If these two marriages were errors my fourth venture into matrimony was a catastrophe! I fled from a Cleopatra to meet a Borgia.
And a dish of fish cakes proved my undoing!
I am passionately fond of the mixture of salt fish and potato—at least I had been for twenty-five years. Now, for some reason, the mention of the aforetime delicacy makes me shudder.
It was early one morning that I was hurrying to the ferry on my way to Washington when I caught the indescribable odor of fish cakes wafted toward me from the open door of the old Metropole Hotel. Instantly I forgot everything. Fish cakes appealed to me more then than anything in all the world—except only a cup of Child's "surpassing" and a plate of butter cakes, colloquially known as "sinkers." Into the Metropole I went and sat me down to await the execution of my order.

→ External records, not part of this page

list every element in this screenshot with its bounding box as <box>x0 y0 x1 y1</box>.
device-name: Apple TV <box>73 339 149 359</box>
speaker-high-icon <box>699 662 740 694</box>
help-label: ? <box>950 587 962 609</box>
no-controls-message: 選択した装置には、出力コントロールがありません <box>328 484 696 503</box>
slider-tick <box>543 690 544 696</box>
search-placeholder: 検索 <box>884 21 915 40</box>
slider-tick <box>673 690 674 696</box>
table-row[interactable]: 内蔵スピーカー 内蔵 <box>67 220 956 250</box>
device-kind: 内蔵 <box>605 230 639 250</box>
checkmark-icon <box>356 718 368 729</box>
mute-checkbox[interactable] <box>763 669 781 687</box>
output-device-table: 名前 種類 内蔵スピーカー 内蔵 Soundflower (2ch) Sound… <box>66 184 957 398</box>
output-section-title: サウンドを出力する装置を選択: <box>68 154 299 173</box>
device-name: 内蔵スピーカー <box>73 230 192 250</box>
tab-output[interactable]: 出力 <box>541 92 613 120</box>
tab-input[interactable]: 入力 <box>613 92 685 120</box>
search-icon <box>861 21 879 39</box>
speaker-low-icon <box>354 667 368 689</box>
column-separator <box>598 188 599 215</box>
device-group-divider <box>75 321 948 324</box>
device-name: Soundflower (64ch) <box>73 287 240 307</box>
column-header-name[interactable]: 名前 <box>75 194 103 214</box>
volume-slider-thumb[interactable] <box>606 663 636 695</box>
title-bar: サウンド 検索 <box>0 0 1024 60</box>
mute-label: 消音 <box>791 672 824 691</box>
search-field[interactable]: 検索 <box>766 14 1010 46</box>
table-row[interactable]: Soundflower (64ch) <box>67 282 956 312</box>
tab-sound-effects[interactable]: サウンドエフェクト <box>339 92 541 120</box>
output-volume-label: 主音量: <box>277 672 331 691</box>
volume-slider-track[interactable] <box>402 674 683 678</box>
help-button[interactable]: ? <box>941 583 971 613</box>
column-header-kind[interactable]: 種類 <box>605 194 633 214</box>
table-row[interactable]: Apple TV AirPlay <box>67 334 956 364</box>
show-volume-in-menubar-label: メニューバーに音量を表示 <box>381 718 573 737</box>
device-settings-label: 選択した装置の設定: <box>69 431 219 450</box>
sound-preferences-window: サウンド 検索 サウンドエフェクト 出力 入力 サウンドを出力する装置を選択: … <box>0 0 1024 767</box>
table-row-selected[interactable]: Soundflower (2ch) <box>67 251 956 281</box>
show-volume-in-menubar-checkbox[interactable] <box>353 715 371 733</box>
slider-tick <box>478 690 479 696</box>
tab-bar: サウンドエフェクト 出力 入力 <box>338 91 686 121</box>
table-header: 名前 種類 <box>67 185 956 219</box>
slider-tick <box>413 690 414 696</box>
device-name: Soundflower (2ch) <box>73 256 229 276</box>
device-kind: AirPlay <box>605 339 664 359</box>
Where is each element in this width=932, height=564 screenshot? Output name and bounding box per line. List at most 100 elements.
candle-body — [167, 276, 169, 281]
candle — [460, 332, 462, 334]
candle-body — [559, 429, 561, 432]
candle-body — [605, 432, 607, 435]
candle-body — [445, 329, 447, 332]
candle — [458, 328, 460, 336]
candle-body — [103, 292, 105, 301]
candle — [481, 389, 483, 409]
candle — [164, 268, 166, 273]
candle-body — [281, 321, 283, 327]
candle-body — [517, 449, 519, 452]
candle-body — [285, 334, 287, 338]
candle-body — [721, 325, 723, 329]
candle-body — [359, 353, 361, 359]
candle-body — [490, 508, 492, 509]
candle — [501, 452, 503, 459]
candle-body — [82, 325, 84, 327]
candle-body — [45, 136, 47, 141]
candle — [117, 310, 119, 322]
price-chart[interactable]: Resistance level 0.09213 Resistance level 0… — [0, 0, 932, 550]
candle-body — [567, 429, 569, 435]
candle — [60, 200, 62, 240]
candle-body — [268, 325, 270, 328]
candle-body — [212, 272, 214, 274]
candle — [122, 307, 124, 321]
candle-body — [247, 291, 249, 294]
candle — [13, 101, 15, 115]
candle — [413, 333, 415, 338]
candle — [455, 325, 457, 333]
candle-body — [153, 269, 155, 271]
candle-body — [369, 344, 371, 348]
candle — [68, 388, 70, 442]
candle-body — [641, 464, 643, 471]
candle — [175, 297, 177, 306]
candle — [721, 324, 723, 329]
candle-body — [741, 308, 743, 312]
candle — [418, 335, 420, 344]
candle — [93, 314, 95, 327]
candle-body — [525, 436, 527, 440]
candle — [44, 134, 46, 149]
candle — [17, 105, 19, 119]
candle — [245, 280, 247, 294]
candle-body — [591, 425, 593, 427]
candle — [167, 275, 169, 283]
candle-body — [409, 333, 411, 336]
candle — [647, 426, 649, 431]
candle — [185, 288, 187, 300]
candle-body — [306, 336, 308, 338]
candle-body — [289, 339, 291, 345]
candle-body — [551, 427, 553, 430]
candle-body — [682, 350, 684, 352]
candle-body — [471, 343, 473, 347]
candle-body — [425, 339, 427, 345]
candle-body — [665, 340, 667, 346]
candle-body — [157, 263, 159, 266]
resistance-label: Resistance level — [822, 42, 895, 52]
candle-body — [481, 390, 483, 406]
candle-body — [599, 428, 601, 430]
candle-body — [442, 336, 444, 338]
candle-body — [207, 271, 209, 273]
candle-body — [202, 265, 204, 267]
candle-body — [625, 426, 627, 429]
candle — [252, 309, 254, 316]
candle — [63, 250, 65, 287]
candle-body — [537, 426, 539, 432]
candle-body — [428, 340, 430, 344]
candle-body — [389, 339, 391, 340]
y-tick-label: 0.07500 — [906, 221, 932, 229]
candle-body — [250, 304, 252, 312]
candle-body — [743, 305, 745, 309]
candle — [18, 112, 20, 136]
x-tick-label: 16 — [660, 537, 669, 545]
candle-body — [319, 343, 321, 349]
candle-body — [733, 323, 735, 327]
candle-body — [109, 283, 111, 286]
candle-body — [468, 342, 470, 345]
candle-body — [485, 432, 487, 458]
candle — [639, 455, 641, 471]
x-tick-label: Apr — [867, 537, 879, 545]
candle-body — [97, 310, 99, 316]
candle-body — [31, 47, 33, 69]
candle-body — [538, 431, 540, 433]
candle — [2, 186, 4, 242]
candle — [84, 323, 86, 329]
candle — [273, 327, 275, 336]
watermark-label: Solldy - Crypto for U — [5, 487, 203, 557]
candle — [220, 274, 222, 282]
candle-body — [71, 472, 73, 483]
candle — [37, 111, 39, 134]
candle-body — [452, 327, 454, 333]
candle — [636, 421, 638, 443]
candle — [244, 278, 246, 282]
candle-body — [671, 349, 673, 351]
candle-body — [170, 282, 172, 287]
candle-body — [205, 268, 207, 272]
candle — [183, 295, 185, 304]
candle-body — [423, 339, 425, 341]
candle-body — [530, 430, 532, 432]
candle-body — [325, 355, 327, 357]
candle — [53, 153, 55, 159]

Hardly had I taken my seat when an ex-manager of an ex-champion prize fighter approached me with a proposition which reduced to its simplest terms meant that I become angel for a theatrical troupe. I had little confidence in his managerial ability and knew enough of his past environment to convince me that he was not the man to handle any part of my money. When he told me the enterprise had already been launched and had met with failure after a disastrous tour I was positive I should never be induced to act as its reviver.
I arrived at this sane conclusion, however, before the fish cakes were set before me!

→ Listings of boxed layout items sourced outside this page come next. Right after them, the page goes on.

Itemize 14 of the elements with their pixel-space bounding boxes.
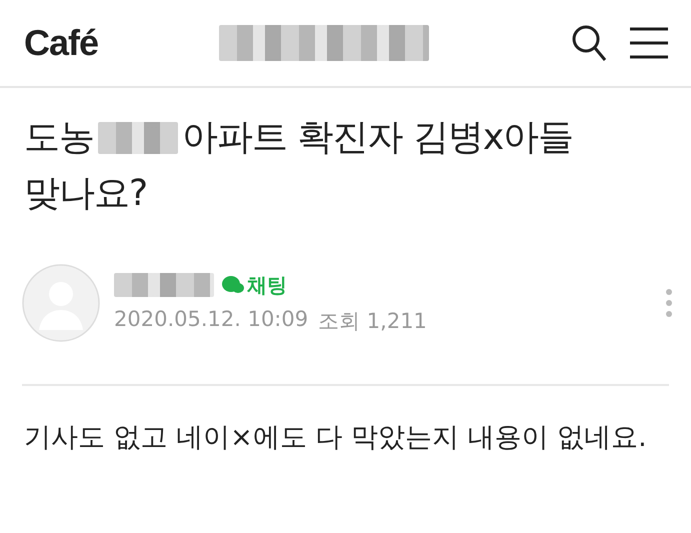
search-button[interactable] bbox=[571, 24, 607, 62]
post-body: 기사도 없고 네이×에도 다 막았는지 내용이 없네요. bbox=[23, 421, 648, 455]
more-icon bbox=[665, 288, 673, 318]
chat-bubbles-icon bbox=[222, 275, 244, 295]
post-title: 도농 bbox=[24, 116, 94, 160]
post-title: 아파트 확진자 김병x아들 bbox=[182, 116, 574, 160]
cafe-logo[interactable]: Café bbox=[24, 22, 98, 64]
post-date: 2020.05.12. 10:09 bbox=[114, 306, 308, 332]
menu-icon bbox=[629, 27, 669, 59]
view-count: 조회 1,211 bbox=[318, 308, 427, 334]
avatar-icon bbox=[22, 264, 100, 342]
search-icon bbox=[571, 24, 607, 62]
post-title: 맞나요? bbox=[24, 172, 148, 216]
menu-button[interactable] bbox=[629, 27, 669, 59]
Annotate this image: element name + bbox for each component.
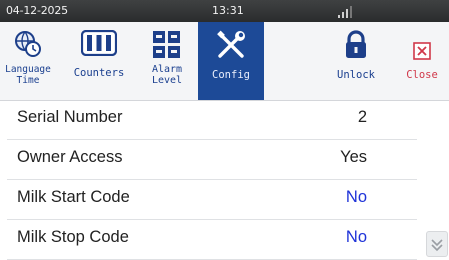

The scenery, it seemed, was held by the sheriff in Jersey City for unpaid debts. The young and handsome woman star was lying in hiding in an apartment house nearby—in a hysterical condition promoted by her discovery of the perfidy of her manager and of the syndicate of backers who had "backed" with spontaneous unanimity at the crucial moment. These gentlemen, my informer continued, had not only refused to rescue the scenery from the vulgar Jersey sheriff, but had also refused to redeem $20,000 worth of jewels which the young and handsome star had pawned in Louisville that the attraction might remain on tour.

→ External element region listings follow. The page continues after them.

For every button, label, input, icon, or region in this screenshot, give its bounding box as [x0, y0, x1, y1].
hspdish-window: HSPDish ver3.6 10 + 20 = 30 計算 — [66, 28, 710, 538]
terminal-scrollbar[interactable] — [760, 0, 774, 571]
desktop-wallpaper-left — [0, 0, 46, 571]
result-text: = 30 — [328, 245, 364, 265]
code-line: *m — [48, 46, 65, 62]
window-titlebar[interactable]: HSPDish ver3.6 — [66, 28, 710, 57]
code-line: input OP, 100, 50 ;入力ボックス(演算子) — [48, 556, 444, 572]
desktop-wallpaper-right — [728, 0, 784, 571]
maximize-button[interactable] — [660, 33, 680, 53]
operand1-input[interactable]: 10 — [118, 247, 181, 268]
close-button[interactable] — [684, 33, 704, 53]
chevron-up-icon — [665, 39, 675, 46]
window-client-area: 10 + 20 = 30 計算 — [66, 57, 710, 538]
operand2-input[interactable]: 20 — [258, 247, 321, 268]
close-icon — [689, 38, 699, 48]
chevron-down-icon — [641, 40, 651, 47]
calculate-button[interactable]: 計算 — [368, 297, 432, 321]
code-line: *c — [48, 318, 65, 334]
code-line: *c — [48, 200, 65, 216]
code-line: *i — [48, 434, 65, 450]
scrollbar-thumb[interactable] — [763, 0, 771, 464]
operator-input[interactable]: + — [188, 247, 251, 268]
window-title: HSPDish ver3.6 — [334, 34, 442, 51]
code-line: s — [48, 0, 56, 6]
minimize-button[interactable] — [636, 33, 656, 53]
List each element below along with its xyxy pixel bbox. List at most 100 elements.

Before I had finished the first fish cake I discovered with mild surprise that the ex-champion prize fighter's ex-manager had a hitherto concealed attractive manner of speech and was altogether a magnetic sort of chap. As my digestive processes began work on that first fish cake I found myself interested not a little in this recital of the young woman's sufferings. I must have shown it for my companion waxed more and more enthusiastic and concluded an especially colorful description of her anguish with the whispered statement that she had been ruined!